For eleven-year-old Ellie Sanders, her father has always been the rock that she could cling to when her mother’s emotional troubles became too frightening. But when he comes under the thrall of the pretty teenager who raises vegetables and tomatoes for sale at the general store that he runs, Ellie sees her security slowly slipping away. Now she must be witness and warden to her mother’s gradual slide into madness.
I don’t think I can honestly do Tomato Girl justice, or put into words how much I love this novel. It’s an engaging story that had me reading into the wee hours of the morning as I was dying to know what happened to Ellie, her mother, her father, and the tomato girl, Tess.
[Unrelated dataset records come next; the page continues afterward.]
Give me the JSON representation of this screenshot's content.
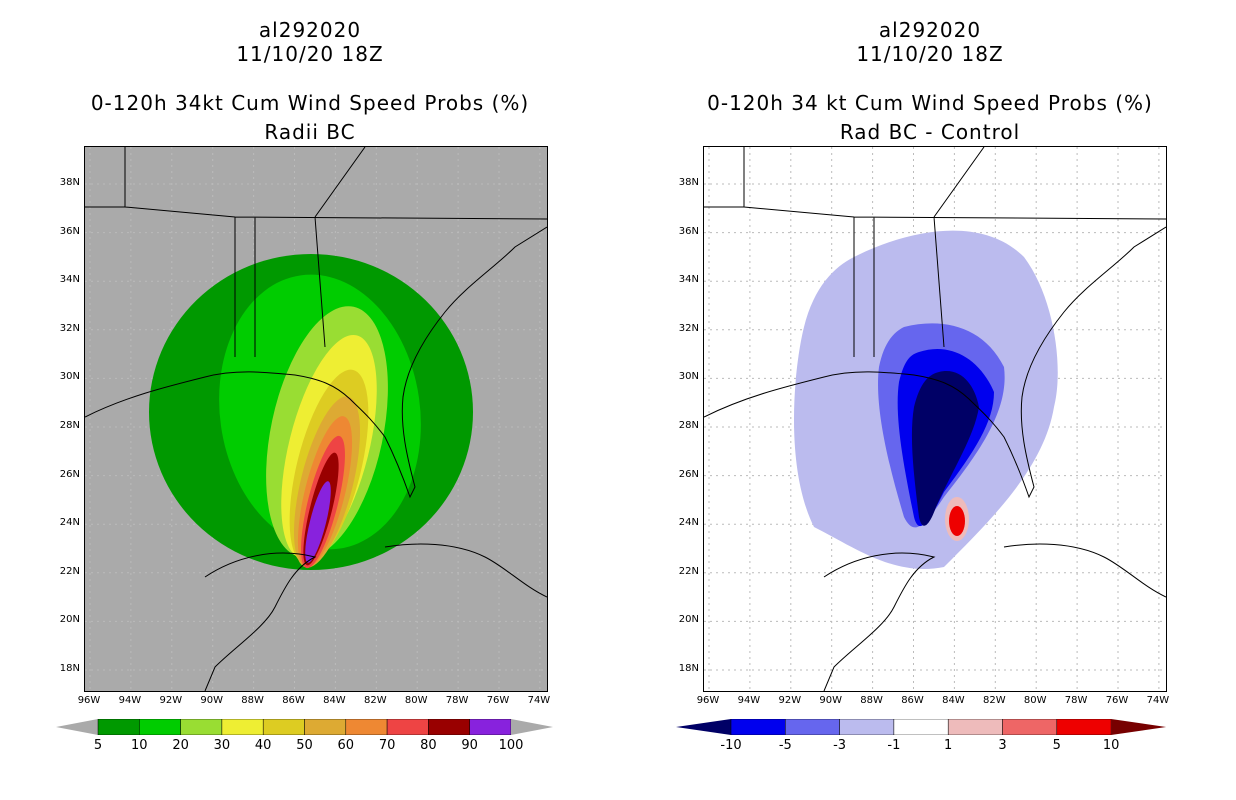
{
  "left_panel": {
    "storm_id": "al292020",
    "date": "11/10/20 18Z",
    "title_line1": "0-120h 34kt Cum Wind Speed Probs (%)",
    "title_line2": "Radii BC",
    "colorbar_labels": [
      "5",
      "10",
      "20",
      "30",
      "40",
      "50",
      "60",
      "70",
      "80",
      "90",
      "100"
    ],
    "colors": [
      "#009900",
      "#00cc00",
      "#99dd33",
      "#eeee33",
      "#ddcc22",
      "#ddaa33",
      "#ee8833",
      "#ee4444",
      "#990000",
      "#8822dd"
    ]
  },
  "right_panel": {
    "storm_id": "al292020",
    "date": "11/10/20 18Z",
    "title_line1": "0-120h 34 kt Cum Wind Speed Probs (%)",
    "title_line2": "Rad BC - Control",
    "colorbar_labels": [
      "-10",
      "-5",
      "-3",
      "-1",
      "1",
      "3",
      "5",
      "10"
    ],
    "colors": [
      "#000066",
      "#0000ee",
      "#6666ee",
      "#bbbbee",
      "#ffffff",
      "#eebbbb",
      "#ee6666",
      "#ee0000",
      "#770000"
    ]
  },
  "axes": {
    "lat_labels": [
      "38N",
      "36N",
      "34N",
      "32N",
      "30N",
      "28N",
      "26N",
      "24N",
      "22N",
      "20N",
      "18N"
    ],
    "lon_labels": [
      "96W",
      "94W",
      "92W",
      "90W",
      "88W",
      "86W",
      "84W",
      "82W",
      "80W",
      "78W",
      "76W",
      "74W"
    ]
  },
  "colors": {
    "land_gray": "#aaaaaa",
    "grid": "#bbbbbb"
  }
}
“I follow Mama as she weaves her way between the vegetable stands. If I stay close enough, and keep my arms to my sides, maybe I can disappear behind the dark curtains of her coat. Like a girl on a stage, I pretend my life belongs to someone else. This is not my life, I whisper. But of course, I can’t even convince myself. This is the only life I know, this one that started when Daddy left. My old one is as far away as the stars. Maybe this new life is the real one and the life before only make believe.” (pg. 7)
I just loved this book – the intensity, the storyline, the characters, the writing. Ellie’s voice is perfectly formulated, and her character is so genuine. Her haunting story seems like something that could happen, something that does happen. An amazing debut novel, I could see Ellie’s world and feel her emotions because the writing is so vivid, so beautiful. It seams odd to say that something so dark can be beautiful, but it is.
- Pupek, Jayne. Tomato Girl. Chapel Hill, NC: Algonquin Books, 2008. Print. 298 pgs. ISBN: 1565124723. Source: Library.